Anthony Balderrama of CareerBuilder.com has a good article on msn.careerbuilder.com outlining six serious résumé blunders that’s worth a read — even if you’ve got a stable job, it’s worth knowing… just in case!
Of particular interest to me were:
- Forgetting the employer: this goes to the root of my personal belief that any content created (whether text, blog entries, graphics, designs, layouts, etc.) should be catered to the audience; not necessarily the INTENDED audience, but the ACTUAL audience.
- Not using keywords: see that tag cloud over on the side of my blog?

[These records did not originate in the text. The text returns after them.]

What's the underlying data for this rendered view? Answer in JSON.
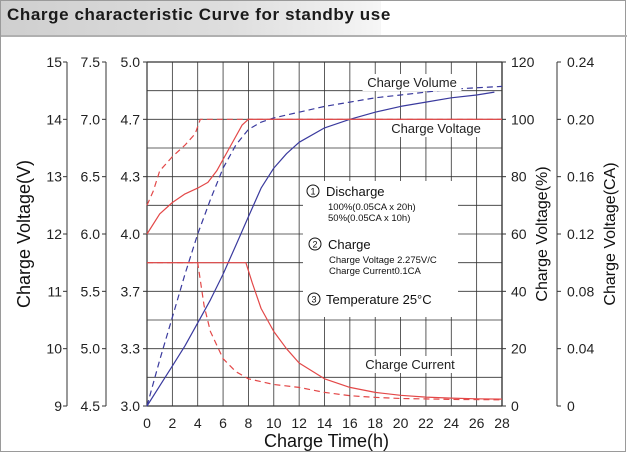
{
  "title": "Charge characteristic Curve for standby use",
  "chart_data": {
    "type": "line",
    "title": "Charge characteristic Curve for standby use",
    "xlabel": "Charge Time(h)",
    "xlim": [
      0,
      28
    ],
    "x_ticks": [
      "0",
      "2",
      "4",
      "6",
      "8",
      "10",
      "12",
      "14",
      "16",
      "18",
      "20",
      "22",
      "24",
      "26",
      "28"
    ],
    "left_axes": [
      {
        "label": "Charge Voltage(V)",
        "ticks": [
          "9",
          "10",
          "11",
          "12",
          "13",
          "14",
          "15"
        ],
        "range": [
          9,
          15
        ]
      },
      {
        "label": "",
        "ticks": [
          "4.5",
          "5.0",
          "5.5",
          "6.0",
          "6.5",
          "7.0",
          "7.5"
        ],
        "range": [
          4.5,
          7.5
        ]
      },
      {
        "label": "",
        "ticks": [
          "3.0",
          "3.3",
          "3.7",
          "4.0",
          "4.3",
          "4.7",
          "5.0"
        ],
        "range": [
          3.0,
          5.0
        ]
      }
    ],
    "right_axes": [
      {
        "label": "Charge Voltage(%)",
        "ticks": [
          "0",
          "20",
          "40",
          "60",
          "80",
          "100",
          "120"
        ],
        "range": [
          0,
          120
        ]
      },
      {
        "label": "Charge Voltage(CA)",
        "ticks": [
          "0",
          "0.04",
          "0.08",
          "0.12",
          "0.16",
          "0.20",
          "0.24"
        ],
        "range": [
          0,
          0.24
        ]
      }
    ],
    "grid": true,
    "series": [
      {
        "name": "Charge Volume",
        "axis": "percent",
        "style": "solid",
        "color": "#3a3a9e",
        "x": [
          0,
          1,
          2,
          3,
          4,
          5,
          6,
          7,
          8,
          9,
          10,
          11,
          12,
          14,
          16,
          18,
          20,
          22,
          24,
          26,
          27.4
        ],
        "y": [
          0,
          7,
          14,
          21,
          29,
          37,
          46,
          56,
          66,
          76,
          83,
          88,
          92,
          97,
          100,
          102.5,
          104.5,
          106,
          107.5,
          108.5,
          109.5
        ]
      },
      {
        "name": "Charge Volume",
        "axis": "percent",
        "style": "dashed",
        "color": "#3a3a9e",
        "x": [
          0,
          1,
          2,
          3,
          4,
          5,
          6,
          7,
          8,
          9,
          10,
          11,
          12,
          14,
          16,
          18,
          20,
          22,
          24,
          26,
          28
        ],
        "y": [
          0,
          16,
          31,
          46,
          60,
          72,
          83,
          91,
          96.5,
          99,
          100.5,
          101.5,
          102.5,
          104.5,
          106,
          107.5,
          108.5,
          109.5,
          110.5,
          111,
          111.5
        ]
      },
      {
        "name": "Charge Voltage",
        "axis": "volt",
        "style": "solid",
        "color": "#e34848",
        "x": [
          0,
          1,
          2,
          3,
          4,
          4.8,
          5.5,
          6.5,
          7.5,
          8,
          10,
          14,
          20,
          28
        ],
        "y": [
          12.0,
          12.35,
          12.55,
          12.7,
          12.8,
          12.9,
          13.1,
          13.5,
          13.9,
          14.0,
          14.0,
          14.0,
          14.0,
          14.0
        ]
      },
      {
        "name": "Charge Voltage",
        "axis": "volt",
        "style": "dashed",
        "color": "#e34848",
        "x": [
          0,
          0.5,
          1,
          2,
          3,
          3.8,
          4.2,
          5,
          8,
          14,
          20,
          28
        ],
        "y": [
          12.5,
          12.75,
          13.1,
          13.35,
          13.55,
          13.75,
          14.0,
          14.0,
          14.0,
          14.0,
          14.0,
          14.0
        ]
      },
      {
        "name": "Charge Current",
        "axis": "ca",
        "style": "solid",
        "color": "#e34848",
        "x": [
          0,
          4,
          7.8,
          8.3,
          9,
          10,
          11,
          12,
          14,
          16,
          18,
          20,
          22,
          24,
          26,
          28
        ],
        "y": [
          0.1,
          0.1,
          0.1,
          0.086,
          0.068,
          0.052,
          0.04,
          0.03,
          0.019,
          0.013,
          0.0095,
          0.0075,
          0.0062,
          0.0055,
          0.005,
          0.0048
        ]
      },
      {
        "name": "Charge Current",
        "axis": "ca",
        "style": "dashed",
        "color": "#e34848",
        "x": [
          0,
          4,
          4.5,
          5,
          6,
          7,
          8,
          10,
          12,
          14,
          16,
          18,
          20,
          24,
          28
        ],
        "y": [
          0.1,
          0.1,
          0.07,
          0.052,
          0.033,
          0.024,
          0.019,
          0.015,
          0.013,
          0.0095,
          0.0072,
          0.006,
          0.0052,
          0.0046,
          0.0043
        ]
      }
    ],
    "curve_labels": [
      "Charge Volume",
      "Charge Voltage",
      "Charge Current"
    ],
    "legend": {
      "item1": {
        "title": "Discharge",
        "lines": [
          "100%(0.05CA x 20h)",
          "50%(0.05CA x 10h)"
        ]
      },
      "item2": {
        "title": "Charge",
        "lines": [
          "Charge Voltage 2.275V/C",
          "Charge Current0.1CA"
        ]
      },
      "item3": {
        "title": "Temperature 25°C",
        "lines": []
      }
    }
  }
}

It’s there for a reason: people like seeing what they’re looking for — if you show them that they’ve found what they’re seeking using keywords or tags that they would use (see #1) they’ll stick around. If you’re not using the specific words that an employer is looking for, chances are your résumé is going in the “round file.”

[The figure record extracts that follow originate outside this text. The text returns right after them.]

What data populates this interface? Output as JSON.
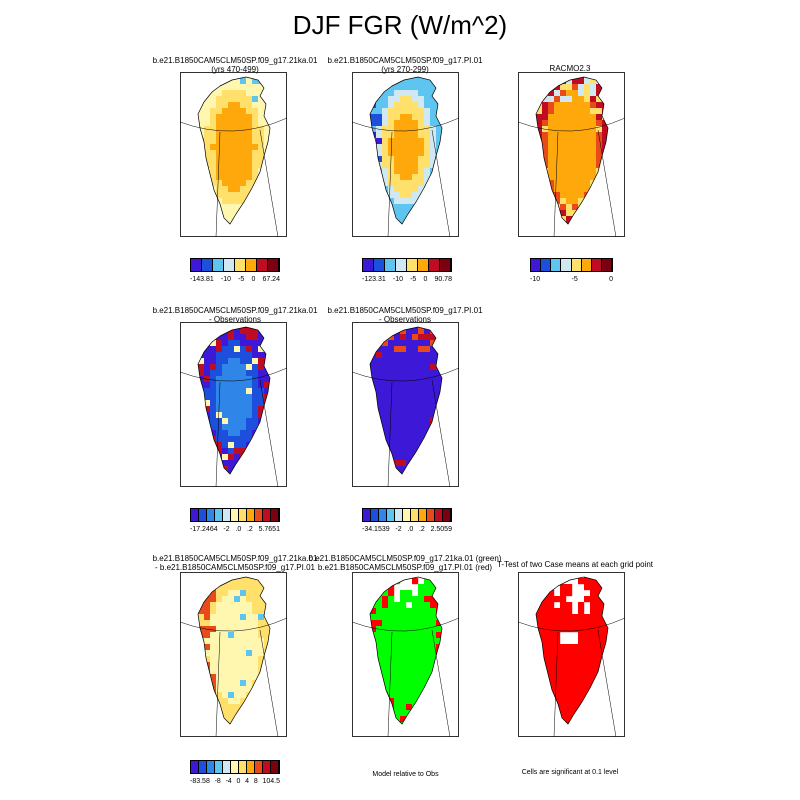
{
  "title": "DJF FGR (W/m^2)",
  "palettes": {
    "diverging": [
      "#3d18d6",
      "#1b4fdc",
      "#2f86e8",
      "#5ec4f0",
      "#cfe8f2",
      "#fff7b0",
      "#ffe06a",
      "#ffa80c",
      "#e84a1a",
      "#c00c22",
      "#7a0012"
    ],
    "diff_green": "#00ff00",
    "diff_red": "#ff0000",
    "significant": "#ff0000",
    "coast": "#000000"
  },
  "panels": [
    {
      "id": "p1",
      "title_lines": [
        "b.e21.B1850CAM5CLM50SP.f09_g17.21ka.01",
        "(yrs 470-499)"
      ],
      "style": "model_ka"
    },
    {
      "id": "p2",
      "title_lines": [
        "b.e21.B1850CAM5CLM50SP.f09_g17.PI.01",
        "(yrs 270-299)"
      ],
      "style": "model_pi"
    },
    {
      "id": "p3",
      "title_lines": [
        "RACMO2.3"
      ],
      "style": "obs"
    },
    {
      "id": "p4",
      "title_lines": [
        "b.e21.B1850CAM5CLM50SP.f09_g17.21ka.01",
        "- Observations"
      ],
      "style": "bias_ka"
    },
    {
      "id": "p5",
      "title_lines": [
        "b.e21.B1850CAM5CLM50SP.f09_g17.PI.01",
        "- Observations"
      ],
      "style": "bias_pi"
    },
    {
      "id": "p6",
      "title_lines": [
        "b.e21.B1850CAM5CLM50SP.f09_g17.21ka.01",
        "- b.e21.B1850CAM5CLM50SP.f09_g17.PI.01"
      ],
      "style": "diff"
    },
    {
      "id": "p7",
      "title_lines": [
        "b.e21.B1850CAM5CLM50SP.f09_g17.21ka.01 (green)",
        "b.e21.B1850CAM5CLM50SP.f09_g17.PI.01 (red)"
      ],
      "style": "relative"
    },
    {
      "id": "p8",
      "title_lines": [
        "T-Test of two Case means at each grid point"
      ],
      "style": "ttest"
    }
  ],
  "colorbars": {
    "cb1": {
      "labels": [
        "-143.81",
        "-10",
        "-5",
        "0",
        "67.24"
      ]
    },
    "cb2": {
      "labels": [
        "-123.31",
        "-10",
        "-5",
        "0",
        "90.78"
      ]
    },
    "cb3": {
      "labels": [
        "-10",
        "-5",
        "0"
      ]
    },
    "cb4": {
      "labels": [
        "-17.2464",
        "-2",
        ".0",
        ".2",
        "5.7651"
      ]
    },
    "cb5": {
      "labels": [
        "-34.1539",
        "-2",
        ".0",
        ".2",
        "2.5059"
      ]
    },
    "cb6": {
      "labels": [
        "-83.58",
        "-8",
        "-4",
        "0",
        "4",
        "8",
        "104.5"
      ]
    }
  },
  "notes": {
    "relative": "Model relative to Obs",
    "significance": "Cells are significant at 0.1 level"
  }
}
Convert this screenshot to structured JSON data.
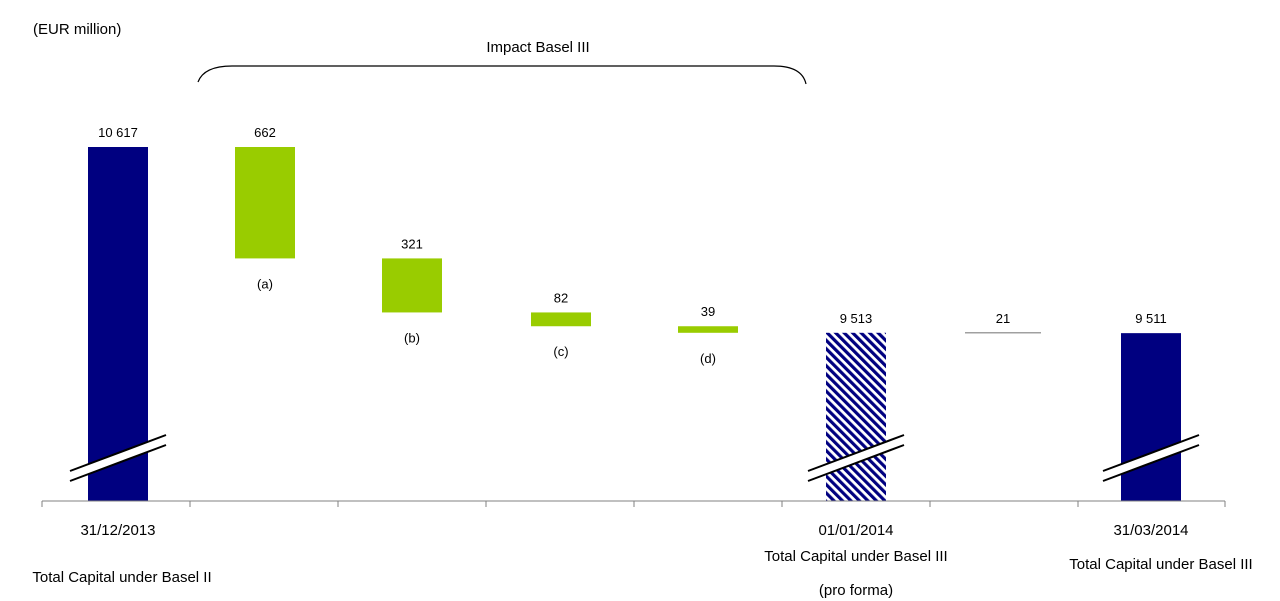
{
  "unit_label": "(EUR million)",
  "bracket_label": "Impact Basel III",
  "chart_data": {
    "type": "bar",
    "subtype": "waterfall",
    "ylabel": "(EUR million)",
    "categories": [
      "31/12/2013",
      "(a)",
      "(b)",
      "(c)",
      "(d)",
      "01/01/2014",
      "",
      "31/03/2014"
    ],
    "bars": [
      {
        "x_label": "31/12/2013",
        "value_label": "10 617",
        "value": 10617,
        "kind": "total",
        "pattern": "solid",
        "axis_break": true
      },
      {
        "x_label": "(a)",
        "value_label": "662",
        "value": -662,
        "kind": "delta",
        "start": 10617,
        "end": 9955
      },
      {
        "x_label": "(b)",
        "value_label": "321",
        "value": -321,
        "kind": "delta",
        "start": 9955,
        "end": 9634
      },
      {
        "x_label": "(c)",
        "value_label": "82",
        "value": -82,
        "kind": "delta",
        "start": 9634,
        "end": 9552
      },
      {
        "x_label": "(d)",
        "value_label": "39",
        "value": -39,
        "kind": "delta",
        "start": 9552,
        "end": 9513
      },
      {
        "x_label": "01/01/2014",
        "value_label": "9 513",
        "value": 9513,
        "kind": "total",
        "pattern": "hatched",
        "axis_break": true
      },
      {
        "x_label": "",
        "value_label": "21",
        "value": 21,
        "kind": "line",
        "level": 9513
      },
      {
        "x_label": "31/03/2014",
        "value_label": "9 511",
        "value": 9511,
        "kind": "total",
        "pattern": "solid",
        "axis_break": true
      }
    ],
    "bottom_labels": [
      {
        "lines": [
          "Total Capital under Basel II"
        ]
      },
      {
        "lines": [
          "Total Capital under Basel III",
          "(pro forma)"
        ]
      },
      {
        "lines": [
          "Total Capital under Basel III"
        ]
      }
    ],
    "colors": {
      "total": "#000080",
      "delta": "#99cc00",
      "axis": "#808080",
      "line": "#808080"
    }
  }
}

- Using an objective instead of a career summary: I’ve always thought that the objective was a stupid thing to include on a résumé. After all, isn’t the objective “to catch the hiring manager’s attention, stand out above the rest, get scheduled for a set of interviews, and ultimately be hired for a substantial amount of money”? Of course you can’t come right out and say that (although that might just get you in the door if the person reviewing résumé’s digs your sense of humor). Rather, the objective usually is more along the lines of one-, three-, or five-year goals, where you want to see yourself down the road. This is the approach that I’ve used in the past, but Mr. Balderrama suggests a Career Summary instead. He says, “Like an objective, the summary should give the employer an idea of who you are, except it allows you to focus more on your experience than on your goals. You can briefly mention your career highlights, including past roles and your strongest skills.”
- Not keeping up appearances: I’ve subscribed to this philosophy since the very first résumé that I ever wrote (I got marked down in my high school Communications class because I didn’t follow the instructions precisely, but it got me noticed above all the others). Your résumé should stand out, it should be different, it should catch the attention of the reader. At the same time, your résumé must be scannable (both my a machine and by a human), professional, and similar enough to all the other’s in the stack to be considered a “standard résumé” rather than some artistic, abstract interpretation of a résumé.
Mr. Balderrama’s article has a few more tips that are worth reading, take a look!